Stone hung up, called Dino, and told him the news.
15
Holly Barker spent the morning unpacking her things, hanging a couple of pictures, and registering the Agency desktop to her identity. Her new office was more than three times the size of her previous one and contained a small conference table, a sofa, and a pair of comfortable chairs and more bookcases. She had indeed been given a prime parking spot, one that would cause envy among the Agency’s hierarchy, and she liked it.
“Getting settled in?” Kate Lee said from behind her.
Holly turned to find her boss standing in her doorway. “Yes, ma’am,” Holly said. “I’m ready to go to work.”
“That’s good, because you’re headed to London tonight.”
“I am?” Lance rarely sent her anywhere.
Kate made herself comfortable on Holly’s sofa, and Holly joined her, bringing along a pad.
“We have an operative in Europe that you and Lance don’t know about. He has always communicated with me through what is now your office. I’ve sent him a message to expect you tomorrow, and he’ll call you on your cell phone after you’ve landed.”
“All right. Who is he?”
“His birth name was Ari Shazaz,” Kate said, “but his passport is British, in the name of Hamish McCallister. He was born in Syria to an Algerian father and a Scottish mother. He’s in his early forties,
and you will find him to be impeccably British—Eton, Oxford, White’s, the Garrick Club, etcetera. At school and university he was known as McCallister, his mother’s maiden name. His father died when he was eight or nine, and she took him to London to bring up. She’s from landed gentry—they own an island off the west coast of Scotland, appropriately called Murk.
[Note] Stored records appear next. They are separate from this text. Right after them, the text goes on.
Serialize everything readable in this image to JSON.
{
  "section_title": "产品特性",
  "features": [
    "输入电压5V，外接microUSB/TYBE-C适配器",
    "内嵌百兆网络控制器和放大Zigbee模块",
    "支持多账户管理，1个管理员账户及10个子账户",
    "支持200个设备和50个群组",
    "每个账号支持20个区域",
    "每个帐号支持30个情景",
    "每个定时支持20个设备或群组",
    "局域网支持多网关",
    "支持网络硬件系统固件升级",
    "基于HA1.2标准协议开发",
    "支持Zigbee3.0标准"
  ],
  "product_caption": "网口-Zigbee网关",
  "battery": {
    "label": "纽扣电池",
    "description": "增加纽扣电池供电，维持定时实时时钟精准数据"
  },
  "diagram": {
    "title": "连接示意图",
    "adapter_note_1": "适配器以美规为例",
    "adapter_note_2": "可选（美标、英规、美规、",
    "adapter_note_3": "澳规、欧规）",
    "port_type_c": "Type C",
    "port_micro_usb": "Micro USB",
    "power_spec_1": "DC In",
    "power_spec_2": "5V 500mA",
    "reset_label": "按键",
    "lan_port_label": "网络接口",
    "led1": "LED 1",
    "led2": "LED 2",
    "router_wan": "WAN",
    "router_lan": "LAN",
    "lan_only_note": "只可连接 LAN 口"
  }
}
“Hamish is fluent in Arabic and Urdu along with French and Italian. After university, he worked in a family-owned bank, doing business in the Middle East and on the continent. He has earned his living for the past ten years as a weekly columnist for the Guardsman, a leftish London paper, and he writes the occasional penetrating article for some magazine or other on things like Arab-Israeli relations.”
Grace appeared in the doorway. “Excuse me, Mrs. Lee, but I have Ms. Barker’s new credentials.”
“Come in, Grace,” Kate said.
Grace opened a large envelope and shook out the contents onto the coffee table. “First, may I have your old credentials, please? Your Agency ID, your passport, your gate and building pass, and your iPhone and BlackBerry.”